Finding Forever(49)
“I quite understand,” Liam replied. “She’s utterly lacking in manners, she dresses inappropriately, and she seems to have no sense of how to behave at such a function.”
“I don’t know how she got invited in the first place,” Frederick said with a sigh.
“If only there were a way to uninvite her, Father.”
“Yes, it’s too bad that it’s impossible under the circumstances, son. We’ll just try to tuck her away in some corner. Perhaps she’ll be able to behave for one evening.”
“I suppose that’s the best we can hope for,” Liam told him.
Whitney stood frozen outside the door. She knew she was nobody special, but she felt she’d grown during the time she’d spent with the Feltons. Liam had never acted embarrassed to be with her. But maybe this was the biggest of their insurmountable troubles. It was huge.
Unable to listen for even a moment longer, she ran down the corridors to the safety of her room and locked the door. She lay there crying for a long while, but she somehow managed to pick herself up.
Dammit. Screw them all. She refused to shed another tear over this pack of snobs.
If they were simply tolerating her for the sake of her niece and nephew, she couldn’t stay there any longer. Maybe Liam thought of her only as an amusement, and maybe all the things he’d said to her in the last several weeks were lies. How freaking obvious. It was a way for him to work out the custody situation without taking her to court and — what was the expression? — airing dirty laundry.
How could she have been so wrong about him? She should have realized, though, that someone like him didn’t fall for girls of her social class. Her lack of class. That happened only in her romance books, not in real life.
Whitney started packing up her things, and that didn’t take long. She then went to find the kids. She didn’t know exactly where she would go when she left, but she knew she had to get out of this place. The children were clearly benefiting from being with the Feltons even if she wasn’t. So she’d have to find a place nearby. But that wouldn’t be easy, especially since things were so much more expensive on this side of the country.
Though being away from the kids for even a bit would rip her apart, she couldn’t take them away from here — they were doing so well. She’d get a place for all of them, and then, when the children were with the Feltons, she wouldn’t have to be around. The two men didn’t have to love her to love Brayden and Ally.
She found her nephew first. He was in his room, looking so handsome and so happy. He was smiling every day now, so she could never regret the time she’d spent at this mansion.
“Can I talk to you for a minute, darling?”
He beamed at her. “Of course, Aunt Whitney.”
“I have to leave for a little while, but I just want to let you know that you can call me anytime, and I’ll be back for you really soon.”
Brayden stared at her. “But why do you have to leave?”
“I have to get back to the real world. This place is amazing, but it’s not my home. This is your family, and you need time to bond with them, so I don’t want to take you away from that. But it’s not my family.” She was fighting tears as she spoke.
“It won’t be the same without you,” he said, and he sounded more like a child than the young man he was becoming.

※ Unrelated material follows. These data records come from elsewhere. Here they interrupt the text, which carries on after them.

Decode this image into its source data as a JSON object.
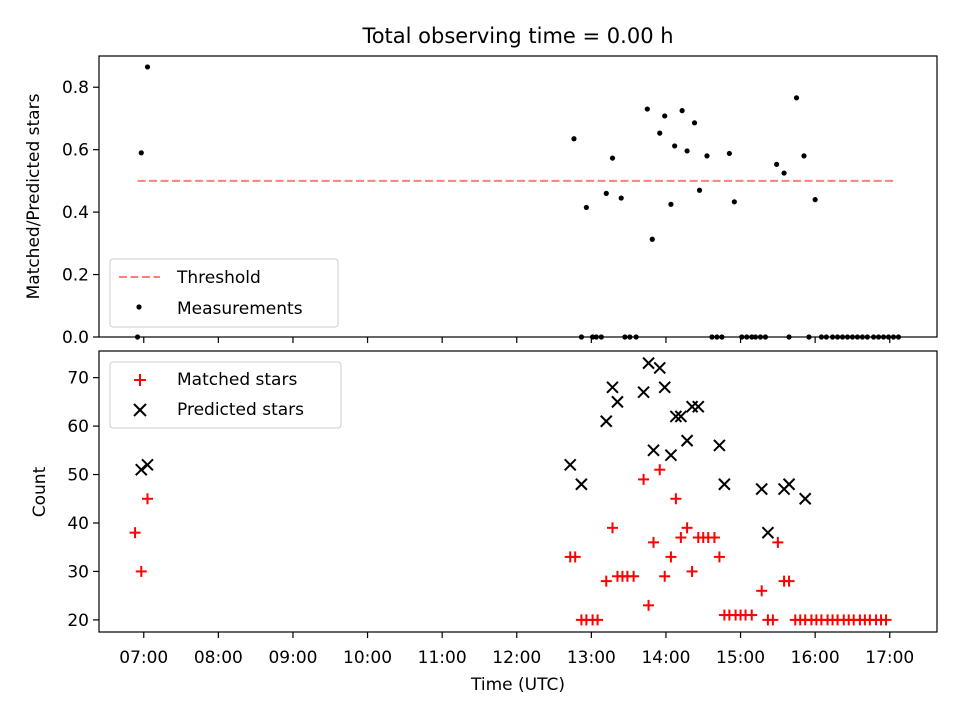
{
  "title": "Total observing time = 0.00 h",
  "chart_data": [
    {
      "type": "scatter",
      "ylabel": "Matched/Predicted stars",
      "ylim": [
        0,
        0.9
      ],
      "yticks": [
        0.0,
        0.2,
        0.4,
        0.6,
        0.8
      ],
      "ytick_labels": [
        "0.0",
        "0.2",
        "0.4",
        "0.6",
        "0.8"
      ],
      "threshold": {
        "name": "Threshold",
        "y": 0.5,
        "x_range": [
          "06:55",
          "17:05"
        ],
        "color": "#ff7f7f"
      },
      "series": [
        {
          "name": "Measurements",
          "marker": "dot",
          "color": "#000000",
          "points": [
            [
              "06:55",
              0.0
            ],
            [
              "06:58",
              0.59
            ],
            [
              "07:03",
              0.865
            ],
            [
              "12:46",
              0.635
            ],
            [
              "12:52",
              0.0
            ],
            [
              "12:56",
              0.415
            ],
            [
              "13:01",
              0.0
            ],
            [
              "13:04",
              0.0
            ],
            [
              "13:08",
              0.0
            ],
            [
              "13:12",
              0.46
            ],
            [
              "13:17",
              0.573
            ],
            [
              "13:24",
              0.445
            ],
            [
              "13:27",
              0.0
            ],
            [
              "13:31",
              0.0
            ],
            [
              "13:36",
              0.0
            ],
            [
              "13:45",
              0.73
            ],
            [
              "13:49",
              0.313
            ],
            [
              "13:55",
              0.653
            ],
            [
              "13:59",
              0.708
            ],
            [
              "14:04",
              0.425
            ],
            [
              "14:07",
              0.612
            ],
            [
              "14:13",
              0.725
            ],
            [
              "14:17",
              0.596
            ],
            [
              "14:23",
              0.686
            ],
            [
              "14:27",
              0.47
            ],
            [
              "14:33",
              0.58
            ],
            [
              "14:37",
              0.0
            ],
            [
              "14:41",
              0.0
            ],
            [
              "14:45",
              0.0
            ],
            [
              "14:51",
              0.588
            ],
            [
              "14:55",
              0.433
            ],
            [
              "15:01",
              0.0
            ],
            [
              "15:05",
              0.0
            ],
            [
              "15:09",
              0.0
            ],
            [
              "15:12",
              0.0
            ],
            [
              "15:16",
              0.0
            ],
            [
              "15:20",
              0.0
            ],
            [
              "15:29",
              0.553
            ],
            [
              "15:35",
              0.525
            ],
            [
              "15:39",
              0.0
            ],
            [
              "15:45",
              0.766
            ],
            [
              "15:51",
              0.58
            ],
            [
              "15:55",
              0.0
            ],
            [
              "16:00",
              0.44
            ],
            [
              "16:05",
              0.0
            ],
            [
              "16:09",
              0.0
            ],
            [
              "16:14",
              0.0
            ],
            [
              "16:18",
              0.0
            ],
            [
              "16:22",
              0.0
            ],
            [
              "16:26",
              0.0
            ],
            [
              "16:30",
              0.0
            ],
            [
              "16:34",
              0.0
            ],
            [
              "16:38",
              0.0
            ],
            [
              "16:42",
              0.0
            ],
            [
              "16:47",
              0.0
            ],
            [
              "16:51",
              0.0
            ],
            [
              "16:55",
              0.0
            ],
            [
              "16:59",
              0.0
            ],
            [
              "17:03",
              0.0
            ],
            [
              "17:07",
              0.0
            ]
          ]
        }
      ],
      "legend": {
        "position": "lower-left"
      }
    },
    {
      "type": "scatter",
      "xlabel": "Time (UTC)",
      "ylabel": "Count",
      "ylim": [
        17.5,
        75.5
      ],
      "yticks": [
        20,
        30,
        40,
        50,
        60,
        70
      ],
      "ytick_labels": [
        "20",
        "30",
        "40",
        "50",
        "60",
        "70"
      ],
      "xlim": [
        "06:24",
        "17:38"
      ],
      "xticks": [
        "07:00",
        "08:00",
        "09:00",
        "10:00",
        "11:00",
        "12:00",
        "13:00",
        "14:00",
        "15:00",
        "16:00",
        "17:00"
      ],
      "xtick_labels": [
        "07:00",
        "08:00",
        "09:00",
        "10:00",
        "11:00",
        "12:00",
        "13:00",
        "14:00",
        "15:00",
        "16:00",
        "17:00"
      ],
      "series": [
        {
          "name": "Matched stars",
          "marker": "plus",
          "color": "#ff0000",
          "points": [
            [
              "06:53",
              38
            ],
            [
              "06:58",
              30
            ],
            [
              "07:03",
              45
            ],
            [
              "12:43",
              33
            ],
            [
              "12:47",
              33
            ],
            [
              "12:52",
              20
            ],
            [
              "12:56",
              20
            ],
            [
              "13:01",
              20
            ],
            [
              "13:05",
              20
            ],
            [
              "13:12",
              28
            ],
            [
              "13:17",
              39
            ],
            [
              "13:21",
              29
            ],
            [
              "13:25",
              29
            ],
            [
              "13:29",
              29
            ],
            [
              "13:34",
              29
            ],
            [
              "13:42",
              49
            ],
            [
              "13:46",
              23
            ],
            [
              "13:50",
              36
            ],
            [
              "13:55",
              51
            ],
            [
              "13:59",
              29
            ],
            [
              "14:04",
              33
            ],
            [
              "14:08",
              45
            ],
            [
              "14:12",
              37
            ],
            [
              "14:17",
              39
            ],
            [
              "14:21",
              30
            ],
            [
              "14:26",
              37
            ],
            [
              "14:30",
              37
            ],
            [
              "14:34",
              37
            ],
            [
              "14:39",
              37
            ],
            [
              "14:43",
              33
            ],
            [
              "14:47",
              21
            ],
            [
              "14:51",
              21
            ],
            [
              "14:56",
              21
            ],
            [
              "15:00",
              21
            ],
            [
              "15:04",
              21
            ],
            [
              "15:09",
              21
            ],
            [
              "15:17",
              26
            ],
            [
              "15:22",
              20
            ],
            [
              "15:26",
              20
            ],
            [
              "15:30",
              36
            ],
            [
              "15:35",
              28
            ],
            [
              "15:39",
              28
            ],
            [
              "15:44",
              20
            ],
            [
              "15:48",
              20
            ],
            [
              "15:52",
              20
            ],
            [
              "15:57",
              20
            ],
            [
              "16:01",
              20
            ],
            [
              "16:05",
              20
            ],
            [
              "16:10",
              20
            ],
            [
              "16:14",
              20
            ],
            [
              "16:18",
              20
            ],
            [
              "16:23",
              20
            ],
            [
              "16:27",
              20
            ],
            [
              "16:31",
              20
            ],
            [
              "16:36",
              20
            ],
            [
              "16:40",
              20
            ],
            [
              "16:44",
              20
            ],
            [
              "16:49",
              20
            ],
            [
              "16:53",
              20
            ],
            [
              "16:57",
              20
            ]
          ]
        },
        {
          "name": "Predicted stars",
          "marker": "x",
          "color": "#000000",
          "points": [
            [
              "06:58",
              51
            ],
            [
              "07:03",
              52
            ],
            [
              "12:43",
              52
            ],
            [
              "12:52",
              48
            ],
            [
              "13:12",
              61
            ],
            [
              "13:17",
              68
            ],
            [
              "13:21",
              65
            ],
            [
              "13:42",
              67
            ],
            [
              "13:46",
              73
            ],
            [
              "13:50",
              55
            ],
            [
              "13:55",
              72
            ],
            [
              "13:59",
              68
            ],
            [
              "14:04",
              54
            ],
            [
              "14:08",
              62
            ],
            [
              "14:12",
              62
            ],
            [
              "14:17",
              57
            ],
            [
              "14:21",
              64
            ],
            [
              "14:26",
              64
            ],
            [
              "14:43",
              56
            ],
            [
              "14:47",
              48
            ],
            [
              "15:17",
              47
            ],
            [
              "15:22",
              38
            ],
            [
              "15:35",
              47
            ],
            [
              "15:39",
              48
            ],
            [
              "15:52",
              45
            ]
          ]
        }
      ],
      "legend": {
        "position": "upper-left"
      }
    }
  ]
}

“I’m so proud of you, Brayden. You’ve grown so much since we got here. I know your parents are looking down on you and feeling so happy.”
“I love you, Aunt Whitney. Please don’t go.”
“I don’t want to leave you. I really don’t. But right now this is what’s best for me,” she said. The ache was growing worse by the minute.
“Is this just because you don’t want us anymore?”
She clutched him to her and held on tight. This was the last thing she wanted him to believe.
“Never. I only ever want what’s best for you. I promise.”
He was silent for a few moments, his young eyes full of too much knowledge of things he should know nothing about. Her heart was breaking all over again.
“Please promise, too, that you won’t be away for long,” he finally said.
She loved hearing those words. It made her feel as if she hadn’t completely failed. “I promise, Brayden,” she told him. “And that’s a promise I guarantee I will keep.”
“Aunt Whitney, you aren’t ready for dinner,” Ally said as she came into her brother’s room.
“I won’t be able to make it tonight, sweetie,” Whitney told her niece.
“Are you not feeling good?” the little girl asked.